Such reaction from the Bangladeshi government has shown the tyrannical rule of the Awami League Party, and the tendency of the government to retract the holy grail of democracy, the right to speech and dissent, at their whim and fancy.
Road Transport Act 2018
On Monday, 6th August 2018, the Bangladeshi cabinet approved road safety regulations, Road Transport Act 2018. This Act proposes that if death by road accident is proved to be intentional, the offender is to be tried and sentenced as a murder suspect, with such road related crimes being a non bailable offence. Law Minister Anisul Huq also told CNN that the new law will extend the maximum sentence to 5 years and a monetary fine for offences such as reckless driving.
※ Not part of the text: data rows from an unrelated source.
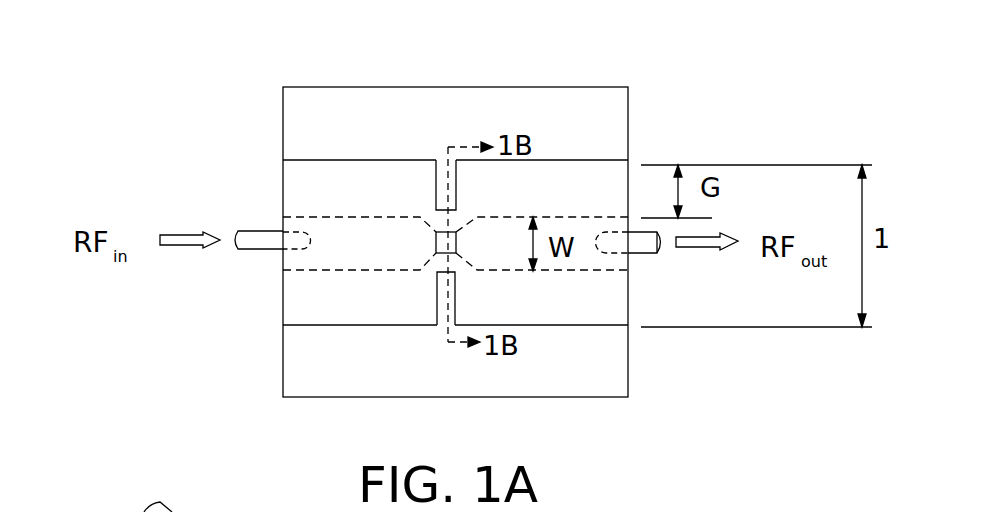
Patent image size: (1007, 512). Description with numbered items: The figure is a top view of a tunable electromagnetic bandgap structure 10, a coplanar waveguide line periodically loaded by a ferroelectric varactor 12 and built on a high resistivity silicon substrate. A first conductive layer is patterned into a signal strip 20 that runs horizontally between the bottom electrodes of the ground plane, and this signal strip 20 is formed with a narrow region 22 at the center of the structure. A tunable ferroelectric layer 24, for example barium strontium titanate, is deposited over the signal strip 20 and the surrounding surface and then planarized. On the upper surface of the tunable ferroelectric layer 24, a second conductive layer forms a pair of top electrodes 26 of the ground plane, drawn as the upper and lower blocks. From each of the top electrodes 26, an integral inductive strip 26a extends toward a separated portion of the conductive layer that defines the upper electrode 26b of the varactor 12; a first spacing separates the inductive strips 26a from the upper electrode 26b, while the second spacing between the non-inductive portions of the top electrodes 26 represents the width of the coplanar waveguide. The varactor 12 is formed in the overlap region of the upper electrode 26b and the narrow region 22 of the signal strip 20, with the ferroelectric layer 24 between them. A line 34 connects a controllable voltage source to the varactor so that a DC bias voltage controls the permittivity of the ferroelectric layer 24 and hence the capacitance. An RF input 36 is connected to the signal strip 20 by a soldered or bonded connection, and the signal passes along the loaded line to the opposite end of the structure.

The TEBG structure 10 is at (160, 68).
The ferroelectric varactor 12 is at (437, 265).
The signal strip 20 is at (320, 272).
The narrow region 22 is at (424, 206).
The tunable ferroelectric layer 24 is at (372, 312).
The top electrodes 26 is at (348, 139).
The inductive strips 26a is at (457, 178).
The upper electrode 26b is at (435, 237).
The line 34 is at (258, 252).
The RF input 36 is at (645, 255).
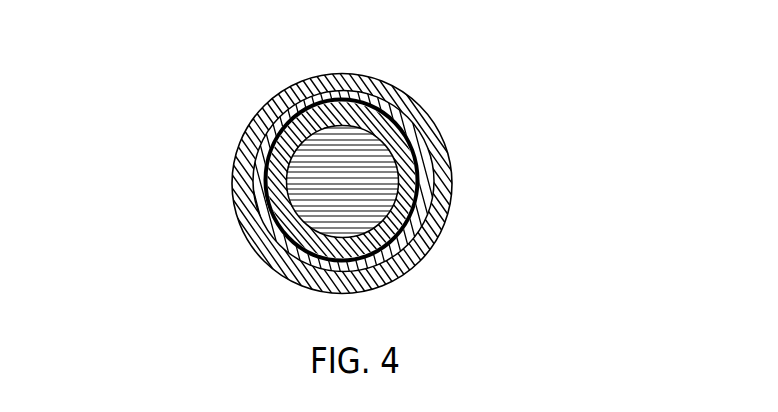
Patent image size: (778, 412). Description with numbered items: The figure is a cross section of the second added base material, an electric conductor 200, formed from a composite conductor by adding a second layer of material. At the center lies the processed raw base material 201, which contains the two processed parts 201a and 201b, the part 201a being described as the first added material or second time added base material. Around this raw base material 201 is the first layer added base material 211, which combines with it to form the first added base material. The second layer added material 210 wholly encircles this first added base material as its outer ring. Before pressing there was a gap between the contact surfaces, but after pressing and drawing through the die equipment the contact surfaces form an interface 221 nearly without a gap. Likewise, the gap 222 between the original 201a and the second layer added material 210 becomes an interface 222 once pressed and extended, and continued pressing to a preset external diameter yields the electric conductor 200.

The second added base material (electric conductor) 200 is at (222, 106).
The raw base material 201 is at (444, 131).
The first added material 201a is at (355, 143).
The processed raw base material part 201b is at (393, 150).
The second layer added material 210 is at (437, 205).
The first layer added base material 211 is at (440, 167).
The interface 221 is at (263, 188).
The interface 222 is at (258, 229).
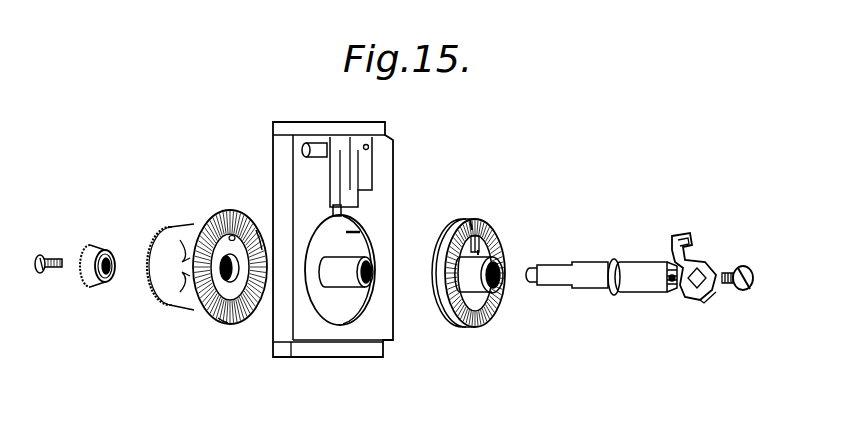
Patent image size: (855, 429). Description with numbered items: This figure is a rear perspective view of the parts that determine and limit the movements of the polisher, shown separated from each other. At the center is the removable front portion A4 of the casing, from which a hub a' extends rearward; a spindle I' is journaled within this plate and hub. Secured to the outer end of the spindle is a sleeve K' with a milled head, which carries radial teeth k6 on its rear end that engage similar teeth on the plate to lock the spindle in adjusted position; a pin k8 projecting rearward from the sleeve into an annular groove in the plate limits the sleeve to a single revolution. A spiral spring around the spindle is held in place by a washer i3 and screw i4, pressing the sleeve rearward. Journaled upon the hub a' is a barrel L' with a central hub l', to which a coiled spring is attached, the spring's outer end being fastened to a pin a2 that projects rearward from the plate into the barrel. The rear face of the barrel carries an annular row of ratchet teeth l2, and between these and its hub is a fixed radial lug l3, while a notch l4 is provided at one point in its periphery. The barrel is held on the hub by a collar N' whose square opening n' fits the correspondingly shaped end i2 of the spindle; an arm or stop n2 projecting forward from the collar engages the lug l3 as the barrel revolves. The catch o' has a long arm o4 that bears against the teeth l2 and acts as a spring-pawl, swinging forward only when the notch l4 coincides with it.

The removable front portion of the casing A4 is at (386, 203).
The catch o' is at (337, 156).
The long arm of the catch o4 is at (332, 212).
The hub a' is at (340, 270).
The pin a2 is at (360, 232).
The sleeve K' is at (207, 267).
The pin k8 is at (232, 236).
The radial teeth k6 is at (256, 228).
The washer i3 is at (104, 250).
The screw i4 is at (42, 264).
The barrel L' is at (468, 279).
The central hub of the barrel l' is at (477, 275).
The radial ratchet-teeth l2 is at (488, 238).
The fixed radial lug l3 is at (498, 252).
The notch l4 is at (472, 224).
The spindle I' is at (601, 277).
The projecting end of the spindle i2 is at (671, 292).
The square axial opening n' is at (700, 272).
The arm or stop n2 is at (688, 242).
The collar N' is at (728, 268).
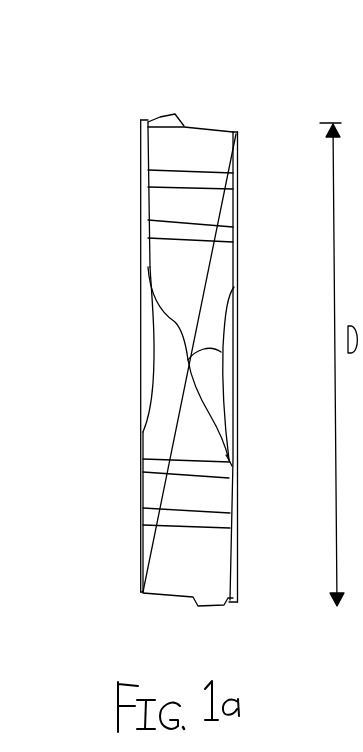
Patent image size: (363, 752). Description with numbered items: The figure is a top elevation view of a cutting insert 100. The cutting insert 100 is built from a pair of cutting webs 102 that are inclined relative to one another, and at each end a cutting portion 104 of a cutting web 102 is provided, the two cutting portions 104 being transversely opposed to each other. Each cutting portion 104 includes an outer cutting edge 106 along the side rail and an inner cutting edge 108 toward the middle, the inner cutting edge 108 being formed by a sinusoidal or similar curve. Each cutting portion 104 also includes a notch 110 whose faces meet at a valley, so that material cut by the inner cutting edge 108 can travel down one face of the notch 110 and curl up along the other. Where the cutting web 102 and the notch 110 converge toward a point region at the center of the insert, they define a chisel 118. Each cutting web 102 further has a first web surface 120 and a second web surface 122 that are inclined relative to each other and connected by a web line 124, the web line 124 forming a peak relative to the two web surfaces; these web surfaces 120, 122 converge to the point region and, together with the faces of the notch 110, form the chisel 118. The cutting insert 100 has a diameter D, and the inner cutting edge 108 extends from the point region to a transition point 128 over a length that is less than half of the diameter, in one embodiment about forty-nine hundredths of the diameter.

The cutting insert 100 is at (173, 62).
The cutting web 102 is at (212, 140).
The cutting portion 104 is at (95, 276).
The outer cutting edge 106 is at (148, 152).
The inner cutting edge 108 is at (150, 322).
The notch 110 is at (160, 341).
The chisel 118 is at (188, 360).
The first web surface 120 is at (207, 560).
The second web surface 122 is at (172, 447).
The web line 124 is at (148, 491).
The transition point 128 is at (232, 459).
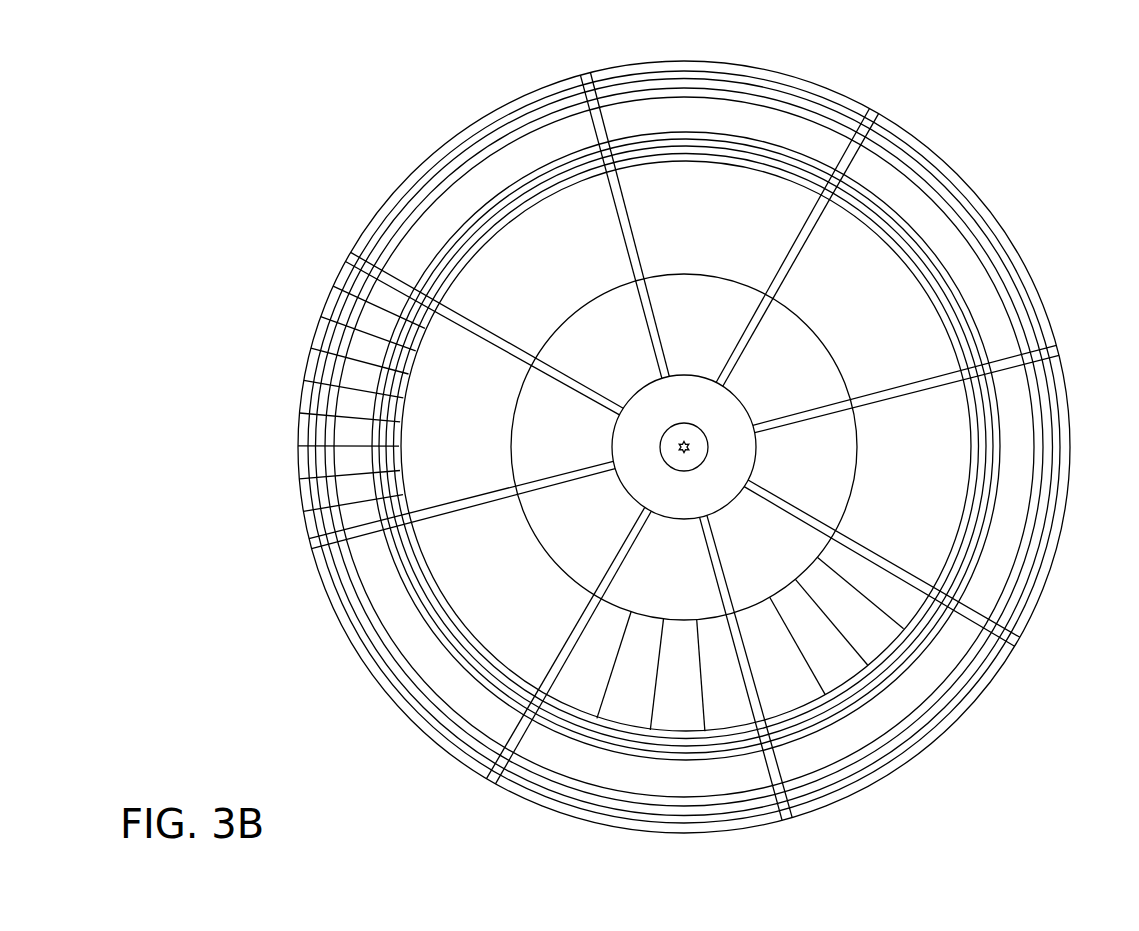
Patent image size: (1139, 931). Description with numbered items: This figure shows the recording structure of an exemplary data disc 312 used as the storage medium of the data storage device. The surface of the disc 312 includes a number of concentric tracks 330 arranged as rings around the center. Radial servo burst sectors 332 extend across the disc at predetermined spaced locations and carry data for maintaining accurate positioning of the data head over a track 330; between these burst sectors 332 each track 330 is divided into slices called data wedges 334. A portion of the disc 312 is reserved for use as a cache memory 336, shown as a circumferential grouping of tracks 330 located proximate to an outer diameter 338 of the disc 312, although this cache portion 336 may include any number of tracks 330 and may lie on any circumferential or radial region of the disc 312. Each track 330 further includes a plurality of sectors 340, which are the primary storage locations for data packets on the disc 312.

The data disc 312 is at (863, 80).
The concentric tracks 330 is at (394, 564).
The radial servo burst sectors 332 is at (1058, 347).
The data wedges 334 is at (441, 438).
The cache memory 336 is at (890, 780).
The outer diameter 338 is at (991, 688).
The sectors 340 is at (340, 442).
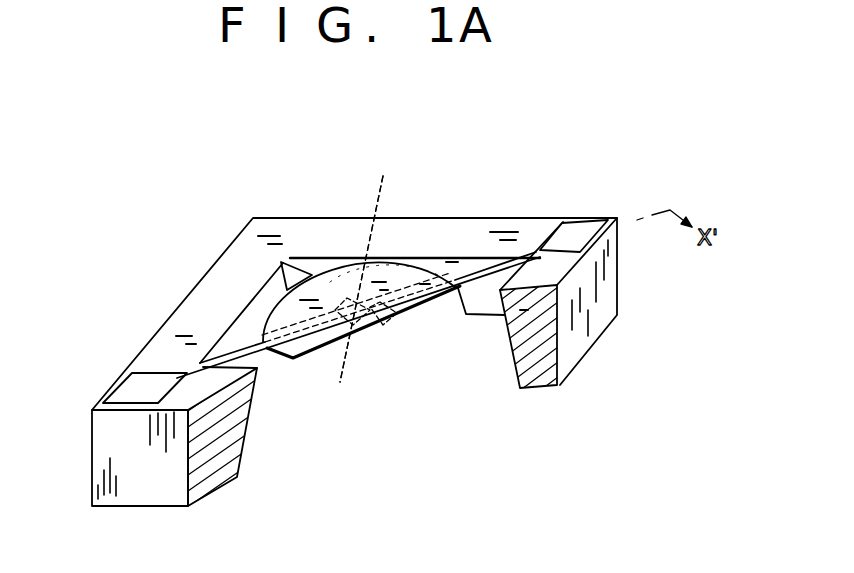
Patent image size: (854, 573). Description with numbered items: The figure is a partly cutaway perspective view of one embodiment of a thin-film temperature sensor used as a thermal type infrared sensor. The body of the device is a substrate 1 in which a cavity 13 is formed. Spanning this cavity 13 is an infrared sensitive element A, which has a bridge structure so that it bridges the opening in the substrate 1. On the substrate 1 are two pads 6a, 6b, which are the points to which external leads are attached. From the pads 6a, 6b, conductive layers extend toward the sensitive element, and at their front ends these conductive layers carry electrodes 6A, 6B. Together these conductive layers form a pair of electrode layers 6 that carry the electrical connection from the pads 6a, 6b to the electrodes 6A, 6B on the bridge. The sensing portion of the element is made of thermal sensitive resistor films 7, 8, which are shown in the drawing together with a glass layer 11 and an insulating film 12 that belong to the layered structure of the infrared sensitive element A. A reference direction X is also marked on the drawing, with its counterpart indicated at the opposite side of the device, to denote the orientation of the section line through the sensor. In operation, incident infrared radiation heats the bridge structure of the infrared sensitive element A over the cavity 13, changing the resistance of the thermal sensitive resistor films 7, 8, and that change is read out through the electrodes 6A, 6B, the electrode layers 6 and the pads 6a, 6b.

The substrate 1 is at (130, 505).
The pair of electrode layers 6 is at (263, 352).
The pad 6a is at (123, 383).
The pad 6b is at (577, 232).
The electrode 6A is at (346, 352).
The electrode 6B is at (410, 322).
The thermal sensitive resistor film 7 is at (373, 266).
The thermal sensitive resistor film 8 is at (360, 290).
The glass layer 11 is at (402, 266).
The insulating film 12 is at (402, 266).
The cavity 13 is at (383, 350).
The infrared sensitive element A is at (323, 255).
The axis X is at (64, 406).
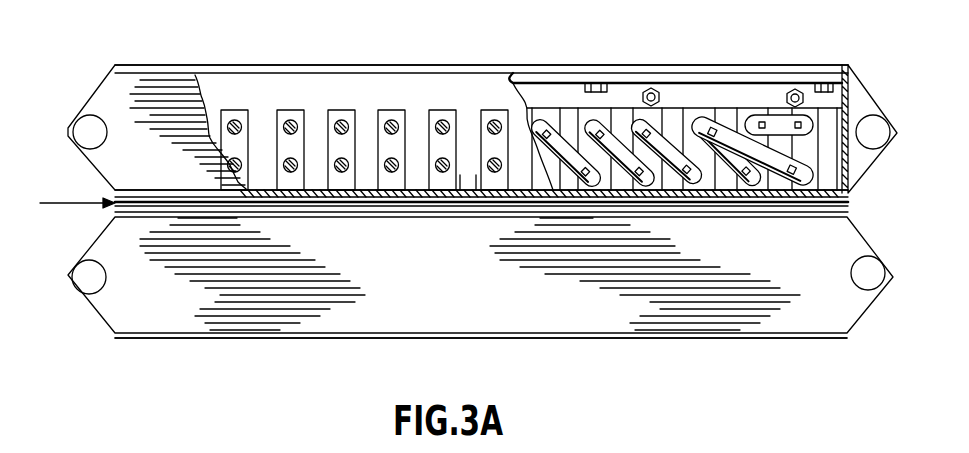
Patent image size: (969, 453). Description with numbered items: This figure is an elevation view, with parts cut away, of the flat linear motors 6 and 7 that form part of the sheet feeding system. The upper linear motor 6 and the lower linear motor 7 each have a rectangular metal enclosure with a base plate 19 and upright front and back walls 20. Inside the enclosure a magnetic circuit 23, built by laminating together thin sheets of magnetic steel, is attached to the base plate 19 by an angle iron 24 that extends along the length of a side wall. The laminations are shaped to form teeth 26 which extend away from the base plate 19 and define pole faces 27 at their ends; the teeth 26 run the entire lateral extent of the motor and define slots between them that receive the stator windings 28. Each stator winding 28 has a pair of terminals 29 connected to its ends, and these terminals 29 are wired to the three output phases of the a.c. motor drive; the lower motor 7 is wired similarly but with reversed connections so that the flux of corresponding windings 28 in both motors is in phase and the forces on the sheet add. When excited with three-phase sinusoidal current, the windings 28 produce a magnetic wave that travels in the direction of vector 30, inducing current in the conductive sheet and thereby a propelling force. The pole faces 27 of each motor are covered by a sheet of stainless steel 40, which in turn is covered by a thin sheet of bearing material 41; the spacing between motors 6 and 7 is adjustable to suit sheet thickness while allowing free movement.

The flat linear motor 6 is at (524, 58).
The flat linear motor 7 is at (547, 342).
The base plate 19 is at (835, 68).
The upright front and back walls 20 is at (848, 84).
The magnetic circuit 23 is at (312, 85).
The angle iron 24 is at (722, 86).
The teeth 26 is at (415, 173).
The pole faces 27 is at (470, 173).
The stator windings 28 is at (723, 135).
The terminals 29 is at (800, 176).
The vector 30 is at (72, 203).
The sheet of stainless steel 40 is at (845, 193).
The sheet of bearing material 41 is at (848, 204).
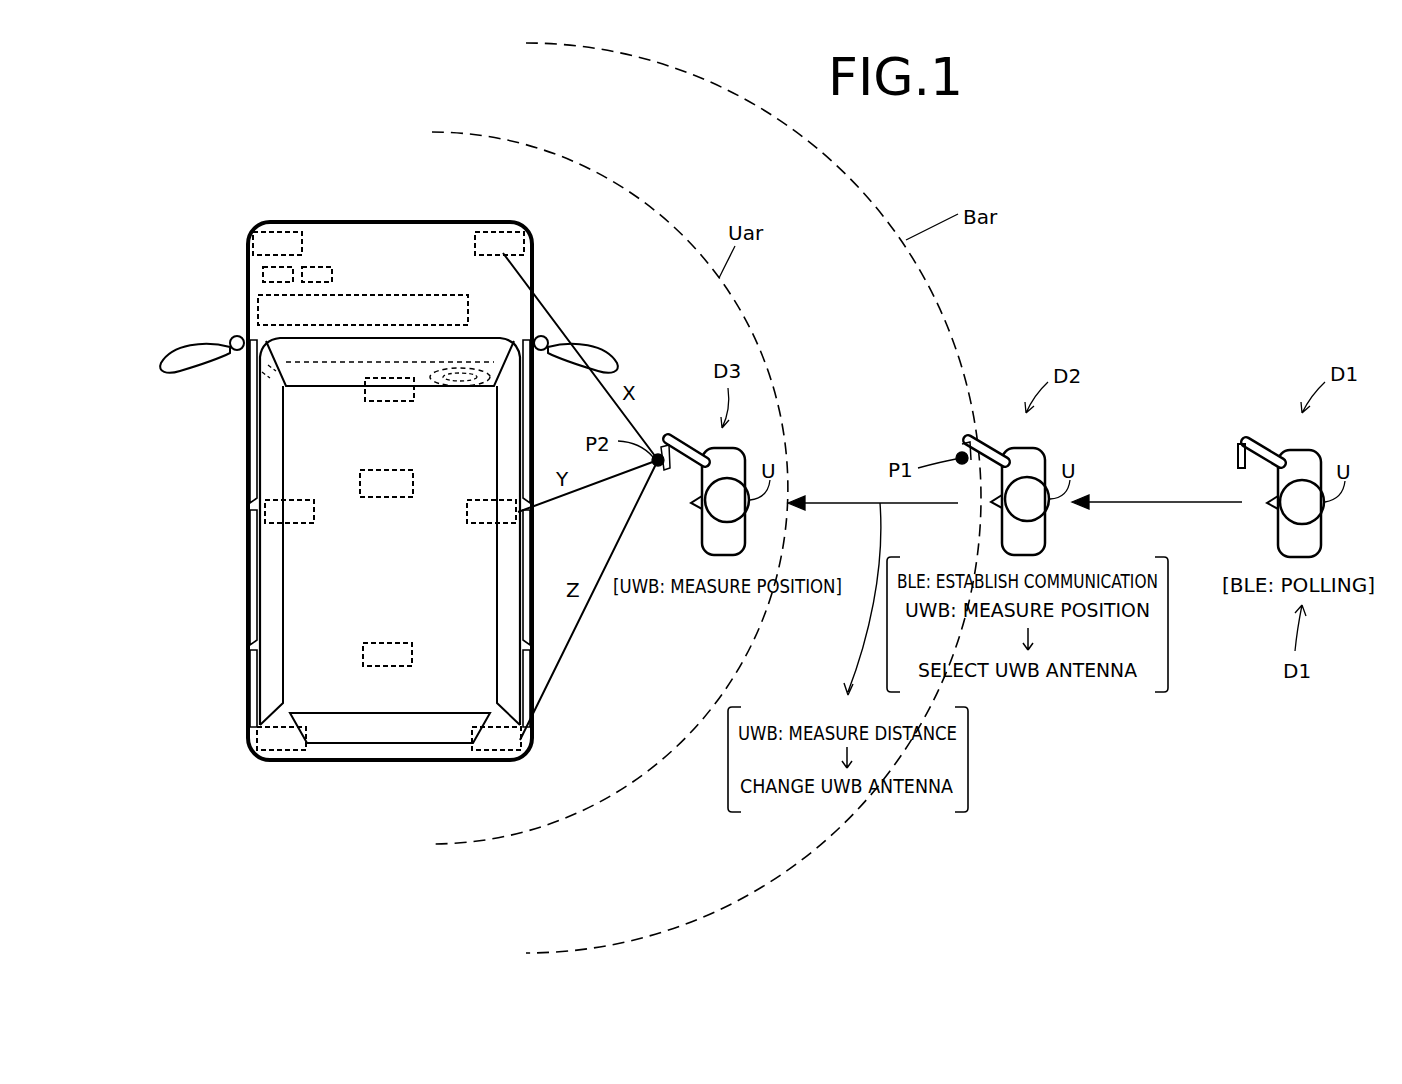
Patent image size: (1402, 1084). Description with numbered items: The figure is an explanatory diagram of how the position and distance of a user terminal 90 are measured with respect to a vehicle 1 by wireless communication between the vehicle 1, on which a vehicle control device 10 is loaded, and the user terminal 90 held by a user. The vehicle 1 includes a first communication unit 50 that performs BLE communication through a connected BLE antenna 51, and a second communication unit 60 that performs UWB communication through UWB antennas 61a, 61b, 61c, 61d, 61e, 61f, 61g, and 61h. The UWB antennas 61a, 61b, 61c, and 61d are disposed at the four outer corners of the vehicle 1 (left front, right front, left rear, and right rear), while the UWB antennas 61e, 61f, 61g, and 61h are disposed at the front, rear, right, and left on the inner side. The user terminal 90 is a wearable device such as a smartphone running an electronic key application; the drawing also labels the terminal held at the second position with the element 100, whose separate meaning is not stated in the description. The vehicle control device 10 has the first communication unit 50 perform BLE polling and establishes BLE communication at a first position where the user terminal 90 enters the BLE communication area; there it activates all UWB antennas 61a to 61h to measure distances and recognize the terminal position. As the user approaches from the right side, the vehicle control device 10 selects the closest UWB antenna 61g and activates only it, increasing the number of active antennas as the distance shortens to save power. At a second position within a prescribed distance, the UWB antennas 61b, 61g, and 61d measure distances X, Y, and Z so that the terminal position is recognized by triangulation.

The vehicle 1 is at (384, 222).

The Act is now awaiting parliamentary approval and is an attempt to pacify the protesting students.
However, if these protests are not simply against the lack of road safety, but an attempt to undermine the structure that is corrupt, discriminatory and undemocratic, the Road Transport Act maybe like a bandaid on a broken bone.
The children’s rights of road safety, as well as their right to an responsible and compassionate government is fundamental.
Students have been told till their ears bled that they are the future of their country, that they must aim to change their societies for the better. However, when the teenage school students of Bangladesh took these instructions to heart, they were met with oppression and state funded violence.
Their battle cry #WeWantJustice should bring pride to their parents, teachers and government in their own ability to raise such socially aware and active citizens. It indicates knowledge of their rights and duties as citizens of a democracy, as well as their commitment to such ideals. The children’s rights of road safety, as well as their right to an responsible and compassionate government is fundamental. Above all else, the Bangladesh student protests have shown that voices fuelled by reason and passion cannot be ignored just because of their ages.